Henry V can be read as such a paean to military honor and glory that in 1944, Lawrence Olivier made a film version that was intended to bolster the spirits of the English after the Blitz. Partially funded by the government, Olivier’s film was dedicated to the “Commandos and Airborne Troops of Great Britain, the spirit of whose ancestors it has been humbly attempted to recapture.”

It's More Complicated Than That

But there is another side to the argument. In order to read the play as unambiguously pro-war, you have to be willing to ignore the public choice implications of the opening scene. In that scene the clergy engage in a little bit of competitive bribery: They hope to hang onto their church lands by funding Henry V’s war with France. While Olivier retains this scene, he did have to leave out a few other moments entirely in order to make his pro-war film: moments like Henry V’s order to slaughter the French prisoners taken on the battlefield. Like his decision to hang an old friend for stealing from a church. Like Henry’s speech before the city walls of Harfleur. 

That speech is less well-known than the St. Crispin’s Day speech. No one gets asked to memorize it for school, and we don’t break into it when we want to whip a bridge partner into a competitive frenzy. So, a little context. Henry is at the walls of the town of Harfleur during a pause in the fighting, addressing the governor of the town to try to persuade him to surrender. 

If I begin the battery once again,

I will not leave the half-achieved Harfleur

Till in her ashes she lie buried.

The gates of mercy shall be all shut up,

And the flesh'd soldier, rough and hard of heart,

In liberty of bloody hand shall range

With conscience wide as hell, mowing like grass

Your fresh-fair virgins and your flowering infants.
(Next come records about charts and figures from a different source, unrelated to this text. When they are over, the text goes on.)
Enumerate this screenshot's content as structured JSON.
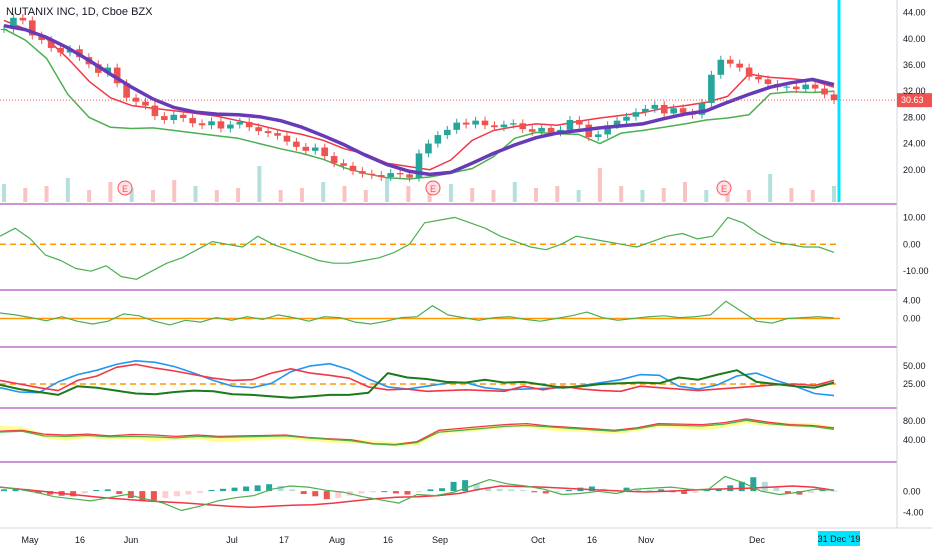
{
  "header": {
    "title": "NUTANIX INC, 1D, Cboe BZX"
  },
  "colors": {
    "up": "#26a69a",
    "down": "#ef5350",
    "ma": "#673ab7",
    "red_line": "#f23645",
    "green_line": "#4caf50",
    "orange_ref": "#ff9800",
    "blue_line": "#2196f3",
    "yellow_band": "#ffff8d",
    "divider": "#9c27b0",
    "cursor": "#00e5ff",
    "earnings": "#f7525f"
  },
  "x_axis": {
    "labels": [
      "May",
      "16",
      "Jun",
      "Jul",
      "17",
      "Aug",
      "16",
      "Sep",
      "Oct",
      "16",
      "Nov",
      "Dec"
    ],
    "cursor_label": "31 Dec '19"
  },
  "earnings_markers": [
    "E",
    "E",
    "E"
  ],
  "chart_data": [
    {
      "type": "candlestick",
      "title": "NUTANIX INC, 1D, Cboe BZX",
      "ylim": [
        16,
        45
      ],
      "y_ticks": [
        "44.00",
        "40.00",
        "36.00",
        "32.00",
        "28.00",
        "24.00",
        "20.00"
      ],
      "last_price": "30.63",
      "series": [
        {
          "name": "close",
          "values": [
            41.5,
            43.2,
            42.8,
            40.5,
            39.8,
            38.6,
            37.9,
            38.4,
            37.2,
            36.1,
            34.8,
            35.6,
            33.2,
            31.0,
            30.4,
            29.8,
            28.2,
            27.6,
            28.4,
            27.9,
            27.1,
            26.8,
            27.4,
            26.3,
            26.9,
            27.3,
            26.5,
            25.9,
            25.6,
            25.2,
            24.3,
            23.5,
            22.9,
            23.4,
            22.1,
            21.0,
            20.6,
            19.8,
            19.4,
            19.2,
            18.9,
            19.5,
            19.3,
            18.8,
            22.5,
            24.0,
            25.3,
            26.1,
            27.2,
            26.9,
            27.5,
            26.8,
            26.5,
            26.9,
            27.1,
            26.2,
            25.8,
            26.4,
            25.7,
            26.1,
            27.6,
            26.9,
            25.0,
            25.4,
            26.8,
            27.5,
            28.1,
            28.8,
            29.3,
            29.9,
            28.6,
            29.4,
            28.7,
            28.4,
            30.2,
            34.5,
            36.8,
            36.2,
            35.6,
            34.2,
            33.8,
            33.1,
            32.6,
            32.7,
            32.3,
            33.0,
            32.4,
            31.5,
            30.63
          ]
        },
        {
          "name": "MA",
          "values": [
            42.0,
            41.4,
            40.2,
            38.6,
            36.7,
            34.6,
            32.6,
            30.8,
            29.5,
            28.8,
            28.5,
            28.4,
            28.1,
            27.5,
            26.5,
            25.2,
            23.8,
            22.2,
            20.8,
            19.8,
            19.3,
            19.6,
            21.0,
            22.5,
            23.8,
            24.9,
            25.6,
            26.0,
            26.4,
            26.7,
            27.0,
            27.8,
            28.5,
            29.0,
            30.3,
            31.5,
            32.6,
            33.3,
            33.8,
            33.0
          ]
        },
        {
          "name": "upper",
          "values": [
            42.8,
            41.5,
            40.0,
            37.0,
            33.5,
            31.0,
            29.8,
            29.4,
            29.0,
            28.6,
            28.2,
            27.5,
            26.8,
            26.0,
            25.4,
            24.5,
            23.2,
            22.4,
            21.0,
            20.5,
            20.0,
            21.5,
            24.5,
            26.0,
            26.6,
            27.0,
            26.8,
            27.4,
            27.9,
            28.3,
            28.7,
            29.4,
            29.8,
            30.3,
            31.2,
            34.6,
            34.1,
            33.9,
            33.6,
            32.6
          ]
        },
        {
          "name": "lower",
          "values": [
            41.5,
            39.8,
            37.0,
            31.5,
            28.0,
            26.5,
            26.3,
            26.4,
            26.0,
            25.6,
            25.2,
            24.8,
            24.0,
            23.2,
            22.5,
            21.6,
            20.3,
            19.4,
            18.8,
            18.6,
            18.9,
            19.5,
            20.2,
            22.0,
            24.8,
            25.7,
            25.5,
            25.4,
            24.0,
            25.6,
            26.0,
            26.5,
            27.0,
            27.6,
            27.9,
            28.4,
            31.6,
            31.9,
            31.8,
            32.0
          ]
        },
        {
          "name": "volume",
          "values": [
            0.45,
            0.35,
            0.4,
            0.6,
            0.3,
            0.5,
            0.35,
            0.3,
            0.55,
            0.4,
            0.3,
            0.35,
            0.9,
            0.3,
            0.35,
            0.5,
            0.4,
            0.3,
            0.6,
            0.4,
            0.3,
            0.45,
            0.35,
            0.3,
            0.5,
            0.35,
            0.4,
            0.3,
            0.85,
            0.4,
            0.3,
            0.35,
            0.5,
            0.3,
            0.4,
            0.3,
            0.7,
            0.35,
            0.3,
            0.4
          ]
        }
      ]
    },
    {
      "type": "line",
      "y_ticks": [
        "10.00",
        "0.00",
        "-10.00"
      ],
      "ylim": [
        -14,
        12
      ],
      "ref_line": 0,
      "series": [
        {
          "name": "osc1",
          "values": [
            3,
            6,
            2,
            -4,
            -6,
            -9,
            -10,
            -8,
            -12,
            -13,
            -10,
            -7,
            -5,
            -2,
            1,
            0,
            -1,
            3,
            0,
            -2,
            -4,
            -6,
            -7,
            -7,
            -6,
            -5,
            -3,
            0,
            8,
            9,
            10,
            8,
            6,
            3,
            1,
            -1,
            -2,
            0,
            3,
            2,
            1,
            0,
            -1,
            1,
            3,
            4,
            2,
            3,
            10,
            8,
            4,
            1,
            0,
            -1,
            -1,
            -3
          ]
        }
      ]
    },
    {
      "type": "line",
      "y_ticks": [
        "4.00",
        "0.00"
      ],
      "ylim": [
        -4.5,
        4.5
      ],
      "ref_line": 0,
      "series": [
        {
          "name": "osc2",
          "values": [
            1.2,
            0.8,
            0.2,
            -0.5,
            0.4,
            -0.6,
            -1.2,
            -0.6,
            1.0,
            0.6,
            -0.6,
            -1.4,
            -0.4,
            -0.8,
            0.2,
            -0.4,
            0.4,
            -0.2,
            0.8,
            0.2,
            -0.6,
            0.4,
            0.2,
            -0.8,
            -1.2,
            -0.6,
            0.2,
            0.4,
            2.8,
            0.8,
            0.2,
            -0.4,
            0.2,
            0.4,
            -0.2,
            -0.6,
            0.0,
            0.6,
            1.4,
            0.2,
            -0.4,
            0.0,
            0.4,
            0.6,
            0.2,
            0.4,
            0.8,
            3.8,
            1.6,
            -0.6,
            -1.0,
            0.0,
            0.2,
            0.4,
            0.1
          ]
        }
      ]
    },
    {
      "type": "line",
      "y_ticks": [
        "50.00",
        "25.00"
      ],
      "ylim": [
        3,
        65
      ],
      "ref_line": 25,
      "series": [
        {
          "name": "blue",
          "values": [
            20,
            14,
            13,
            28,
            38,
            44,
            52,
            57,
            55,
            49,
            40,
            30,
            22,
            20,
            26,
            42,
            50,
            53,
            45,
            32,
            21,
            18,
            22,
            26,
            27,
            20,
            17,
            18,
            19,
            20,
            23,
            27,
            31,
            38,
            37,
            22,
            18,
            24,
            36,
            40,
            30,
            22,
            12,
            9
          ]
        },
        {
          "name": "red",
          "values": [
            30,
            25,
            20,
            16,
            30,
            36,
            48,
            52,
            47,
            43,
            38,
            33,
            30,
            31,
            40,
            46,
            40,
            37,
            33,
            21,
            17,
            18,
            15,
            16,
            17,
            16,
            15,
            22,
            17,
            22,
            18,
            16,
            15,
            22,
            20,
            18,
            16,
            18,
            20,
            22,
            24,
            25,
            23,
            30
          ]
        },
        {
          "name": "green",
          "values": [
            24,
            18,
            14,
            10,
            22,
            20,
            16,
            12,
            11,
            14,
            16,
            15,
            11,
            10,
            8,
            6,
            8,
            10,
            10,
            13,
            40,
            34,
            32,
            28,
            27,
            31,
            27,
            28,
            24,
            20,
            22,
            25,
            26,
            27,
            26,
            34,
            31,
            38,
            44,
            28,
            25,
            22,
            20,
            27
          ]
        }
      ]
    },
    {
      "type": "line",
      "y_ticks": [
        "80.00",
        "40.00"
      ],
      "ylim": [
        10,
        90
      ],
      "series": [
        {
          "name": "yellow",
          "values": [
            65,
            63,
            48,
            42,
            48,
            45,
            46,
            41,
            44,
            45,
            39,
            42,
            43,
            45,
            42,
            38,
            38,
            34,
            30,
            32,
            58,
            60,
            64,
            69,
            70,
            64,
            61,
            60,
            56,
            62,
            71,
            68,
            64,
            70,
            78,
            73,
            72,
            71,
            63
          ]
        },
        {
          "name": "red",
          "values": [
            58,
            60,
            52,
            50,
            52,
            48,
            51,
            50,
            47,
            50,
            47,
            48,
            49,
            50,
            45,
            42,
            40,
            32,
            30,
            36,
            60,
            64,
            68,
            72,
            74,
            69,
            66,
            63,
            60,
            65,
            74,
            73,
            72,
            76,
            84,
            77,
            72,
            70,
            65
          ]
        },
        {
          "name": "green",
          "values": [
            56,
            58,
            48,
            47,
            49,
            46,
            47,
            46,
            44,
            47,
            45,
            46,
            47,
            48,
            44,
            41,
            38,
            31,
            29,
            34,
            56,
            60,
            64,
            68,
            70,
            67,
            64,
            61,
            58,
            63,
            71,
            70,
            69,
            73,
            81,
            74,
            70,
            68,
            62
          ]
        }
      ]
    },
    {
      "type": "bar",
      "y_ticks": [
        "0.00",
        "-4.00"
      ],
      "ylim": [
        -5,
        4
      ],
      "ref_line": 0,
      "series": [
        {
          "name": "histogram",
          "values": [
            0.3,
            0.5,
            0.4,
            -0.4,
            -0.6,
            -0.8,
            -0.9,
            -0.4,
            0.2,
            0.3,
            -0.5,
            -1.2,
            -1.6,
            -1.8,
            -1.2,
            -0.9,
            -0.6,
            -0.3,
            0.2,
            0.4,
            0.6,
            0.8,
            1.0,
            1.2,
            0.9,
            0.3,
            -0.5,
            -0.9,
            -1.4,
            -1.2,
            -0.8,
            -0.4,
            -0.2,
            0.0,
            -0.4,
            -0.6,
            -0.2,
            0.3,
            0.5,
            1.6,
            1.9,
            1.2,
            0.6,
            0.4,
            0.3,
            0.2,
            -0.2,
            -0.4,
            -0.2,
            0.2,
            0.6,
            0.8,
            0.4,
            0.2,
            0.6,
            0.4,
            0.2,
            0.3,
            -0.2,
            -0.5,
            -0.3,
            0.2,
            0.4,
            1.0,
            1.6,
            2.4,
            1.6,
            0.6,
            -0.4,
            -0.6,
            -0.3,
            0.2,
            0.1
          ]
        },
        {
          "name": "signal",
          "values": [
            0.8,
            0.4,
            0.0,
            -0.4,
            -0.8,
            -1.2,
            -1.5,
            -1.8,
            -2.0,
            -2.2,
            -2.5,
            -2.8,
            -3.0,
            -2.8,
            -2.6,
            -2.5,
            -2.2,
            -1.8,
            -1.4,
            -1.1,
            -1.0,
            -0.8,
            -0.4,
            0.4,
            1.0,
            0.9,
            0.8,
            0.6,
            0.4,
            0.2,
            0.0,
            -0.1,
            0.0,
            0.2,
            0.4,
            0.5,
            0.6,
            0.8,
            1.0,
            0.8,
            0.2
          ]
        },
        {
          "name": "macd",
          "values": [
            0.8,
            0.4,
            -0.2,
            -1.0,
            -1.4,
            -1.8,
            -1.2,
            -0.6,
            -1.4,
            -2.2,
            -3.6,
            -2.8,
            -1.8,
            -1.2,
            -0.8,
            0.4,
            1.0,
            0.8,
            0.2,
            -0.2,
            -1.0,
            -1.6,
            -2.2,
            -0.6,
            -0.8,
            -0.2,
            1.0,
            2.2,
            1.4,
            1.0,
            0.4,
            -0.6,
            -0.4,
            0.0,
            -0.4,
            0.4,
            0.6,
            0.8,
            0.4,
            0.2,
            2.8,
            1.6,
            0.0,
            -0.6,
            -0.2,
            0.4,
            0.2
          ]
        }
      ]
    }
  ]
}
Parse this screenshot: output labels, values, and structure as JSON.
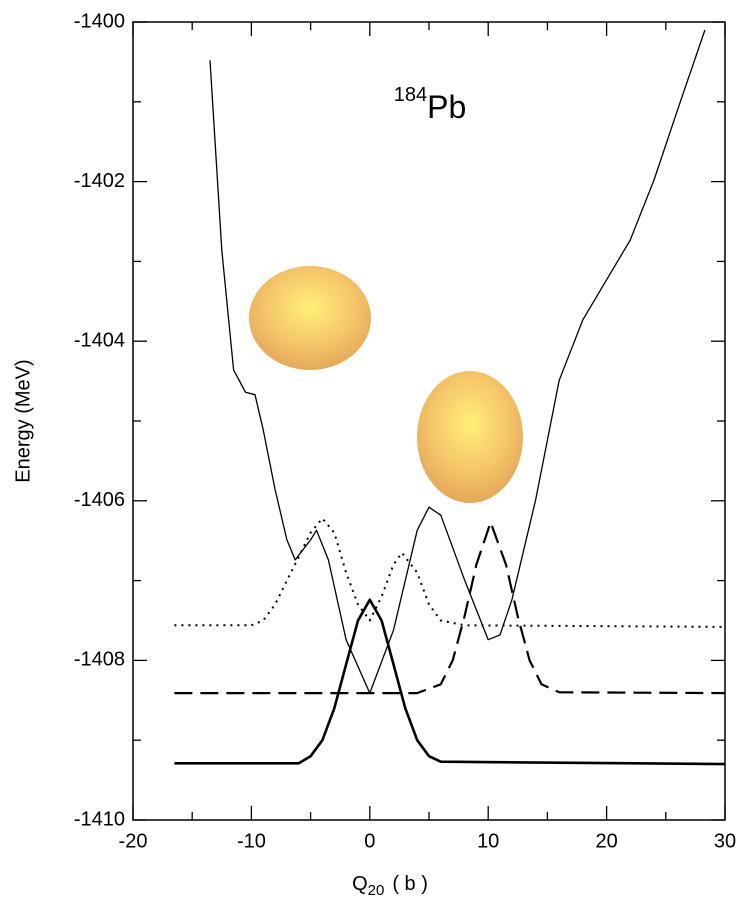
{
  "chart_data": {
    "type": "line",
    "title_superscript": "184",
    "title": "Pb",
    "x_label": "Q",
    "x_label_subscript": "20",
    "x_label_unit": "( b )",
    "y_label": "Energy  (MeV)",
    "xlim": [
      -20,
      30
    ],
    "xticks": [
      -20,
      -10,
      0,
      10,
      20,
      30
    ],
    "xminor_ticks": [
      -15,
      -5,
      5,
      15,
      25
    ],
    "ylim": [
      -1410,
      -1400
    ],
    "yticks": [
      -1410,
      -1408,
      -1406,
      -1404,
      -1402,
      -1400
    ],
    "yminor_ticks": [
      -1409,
      -1407,
      -1405,
      -1403,
      -1401
    ],
    "grid": false,
    "series": [
      {
        "color": "#000000",
        "style": "solid",
        "width": 1.3,
        "x": [
          -13.5,
          -12.5,
          -11.5,
          -10.5,
          -9.7,
          -9,
          -8,
          -7,
          -6.3,
          -5,
          -4.5,
          -3.5,
          -2,
          0,
          2,
          4,
          5,
          6,
          8,
          10,
          11,
          12,
          14,
          16,
          18,
          20,
          22,
          24,
          26,
          28.3
        ],
        "values": [
          -1400.48,
          -1402.86,
          -1404.36,
          -1404.64,
          -1404.67,
          -1405.11,
          -1405.86,
          -1406.49,
          -1406.74,
          -1406.49,
          -1406.37,
          -1406.74,
          -1407.74,
          -1408.41,
          -1407.62,
          -1406.37,
          -1406.08,
          -1406.18,
          -1406.99,
          -1407.74,
          -1407.68,
          -1407.24,
          -1405.99,
          -1404.49,
          -1403.73,
          -1403.23,
          -1402.73,
          -1401.98,
          -1401.1,
          -1400.1
        ]
      },
      {
        "color": "#000000",
        "style": "solid",
        "width": 2.6,
        "x": [
          -16.5,
          -6,
          -5,
          -4,
          -3,
          -2,
          -1,
          0,
          1,
          2,
          3,
          4,
          5,
          6,
          30
        ],
        "values": [
          -1409.29,
          -1409.29,
          -1409.2,
          -1409.0,
          -1408.6,
          -1408.05,
          -1407.5,
          -1407.24,
          -1407.5,
          -1408.05,
          -1408.6,
          -1409.0,
          -1409.2,
          -1409.27,
          -1409.3
        ]
      },
      {
        "color": "#000000",
        "style": "dashed",
        "width": 2.2,
        "x": [
          -16.5,
          4,
          6,
          7,
          8,
          9,
          10.2,
          11.5,
          12.5,
          13.5,
          14.5,
          16,
          30
        ],
        "values": [
          -1408.41,
          -1408.41,
          -1408.3,
          -1408.0,
          -1407.45,
          -1406.8,
          -1406.27,
          -1406.8,
          -1407.45,
          -1408.0,
          -1408.3,
          -1408.4,
          -1408.41
        ]
      },
      {
        "color": "#000000",
        "style": "dotted",
        "width": 2,
        "x": [
          -16.5,
          -10,
          -9,
          -8,
          -7,
          -6,
          -5,
          -4,
          -3,
          -2,
          -1,
          0,
          1,
          2,
          2.7,
          4,
          5,
          6,
          8,
          30
        ],
        "values": [
          -1407.56,
          -1407.56,
          -1407.5,
          -1407.3,
          -1407.0,
          -1406.7,
          -1406.4,
          -1406.22,
          -1406.4,
          -1406.9,
          -1407.3,
          -1407.5,
          -1407.2,
          -1406.8,
          -1406.65,
          -1406.9,
          -1407.3,
          -1407.5,
          -1407.56,
          -1407.58
        ]
      }
    ]
  }
}
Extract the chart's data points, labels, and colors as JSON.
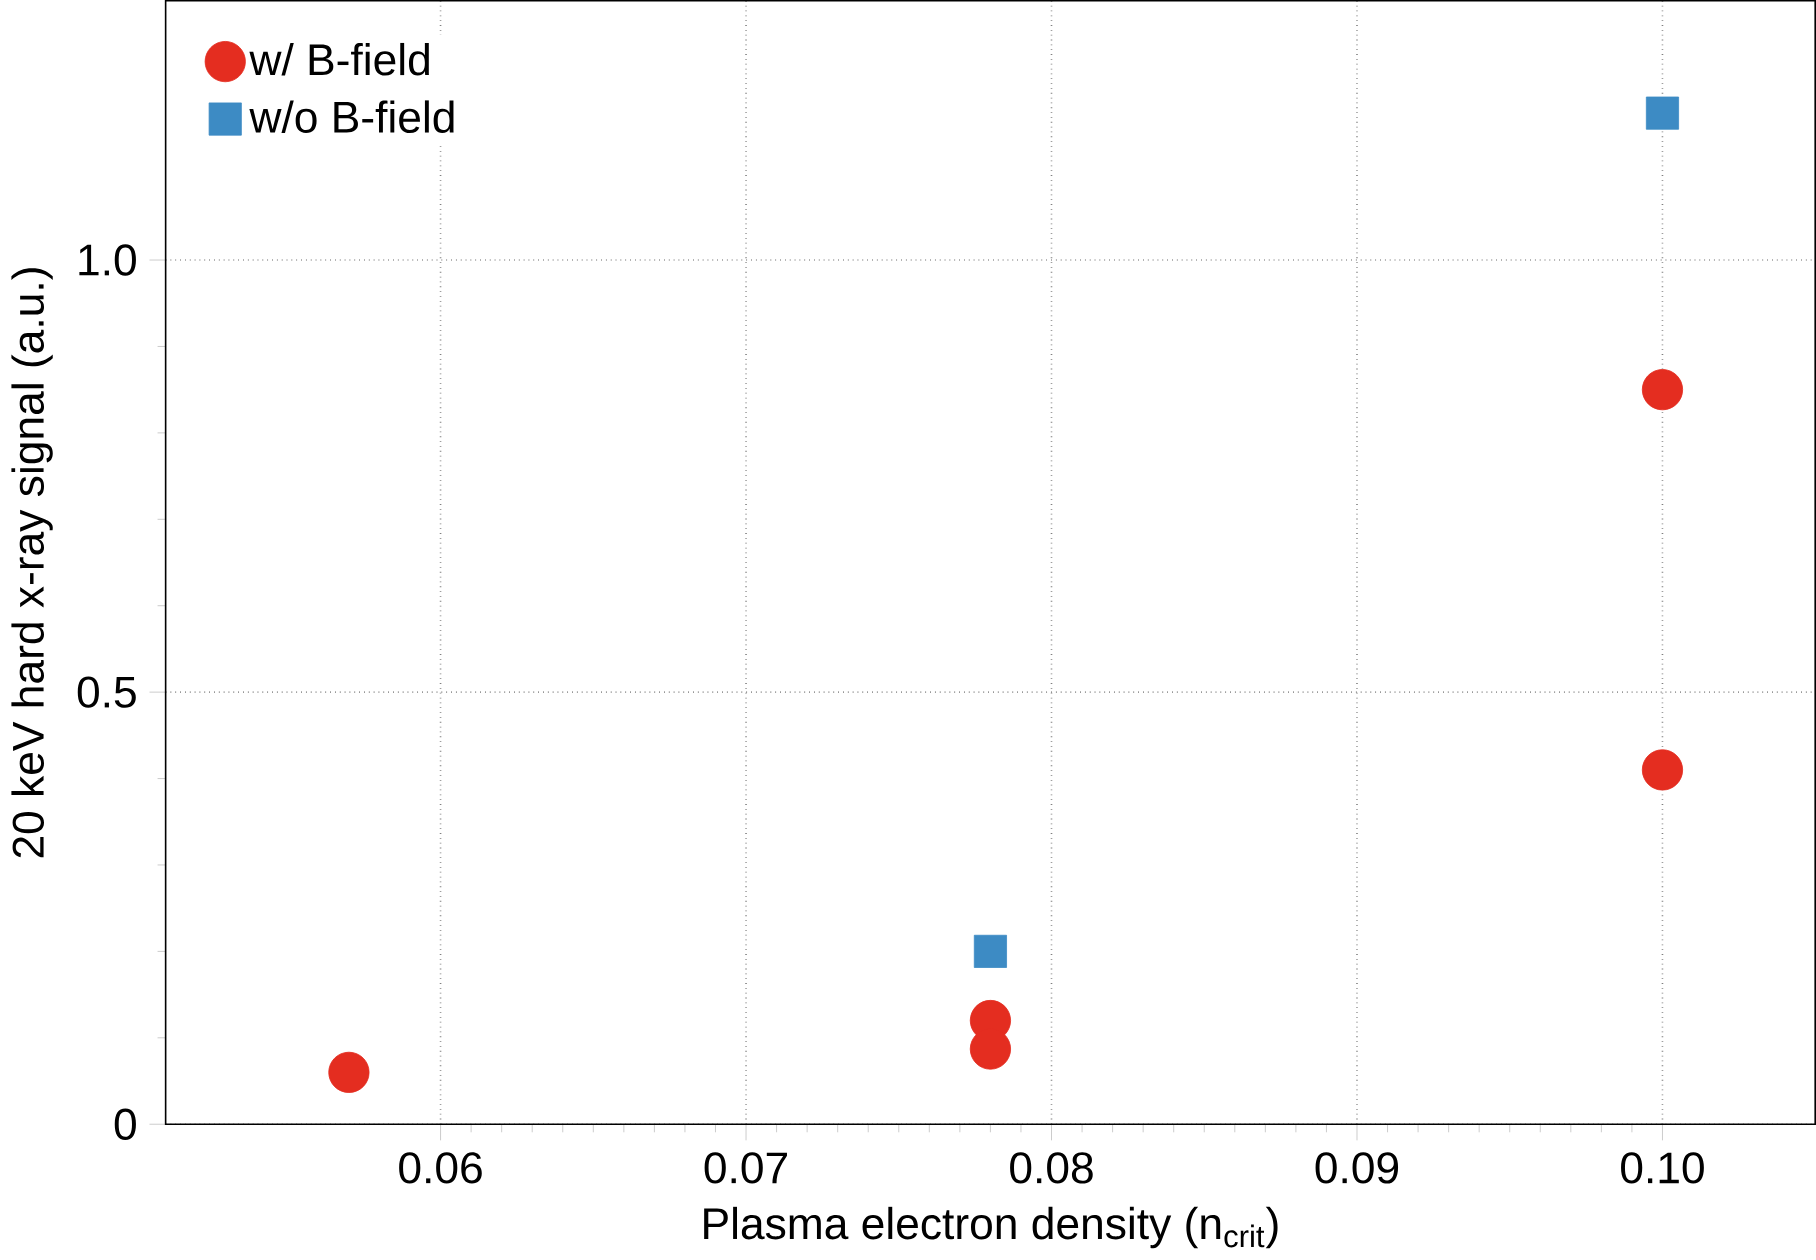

What is it then to me, if impious war,

Array'd in flames like to the prince of fiends,

Do, with his smirch'd complexion, all fell feats

Enlink'd to waste and desolation?

What is't to me, when you yourselves are cause,

If your pure maidens fall into the hand

Of hot and forcing violation?

 . . . Therefore, you men of Harfleur,

Take pity of your town and of your people,

Whiles yet my soldiers are in my command;

 . . . If not, why, in a moment look to see

The blind and bloody soldier with foul hand

Defile the locks of your shrill-shrieking daughters;

Your fathers taken by the silver beards,

And their most reverend heads dash'd to the walls,

Your naked infants spitted upon pikes,

Whiles the mad mothers with their howls confused

Do break the clouds, as did the wives of Jewry

At Herod's bloody-hunting slaughtermen.

What say you? will you yield, and this avoid,

Or, guilty in defence, be thus destroy'd?

Just as it’s hard to read the St. Crispin’s Day speech without being stirred into a martial frenzy, it’s hard to read the Harfleur speech without being sickened by the horrors of war. Add to that the Duke of Burgundy’s painful meditations on a conquered France where all husbandry and industry have been destroyed by war, and it becomes very difficult indeed to read the play as whole-heartedly pro-war.

But the problem with trying to classify Henry V as pro-war or anti-war is very much like the problem that is the ordinary preoccupation of this column—the attempt to classify literature as pro-market or anti-market. It is asking the wrong question. It is trying to make literature do something that it does not do well. Literature thrives on subtlety and complexity. Literature is a tool that allows us to explore a whole range of opinions and attitudes toward a problem as well as a wide set of responses and possible outcomes. To expect a work by any reasonably good and intelligent author—let alone a genius like Shakespeare—to be always and in all ways “on message” is to expect literature to be no more than a soundbite. And that is a foolish error. As Tyler Cowen notes, “Now, some things actually are good vs. evil. We all know this, right? But I think, as a general rule, we're too inclined to tell the good vs. evil story. As a simple rule of thumb, just imagine every time you're telling a good vs. evil story, you're basically lowering your IQ by ten points or more.” 

Literature is not for clear answers. Literature is for complicated questions. That’s why it’s useful. That’s why it’s important.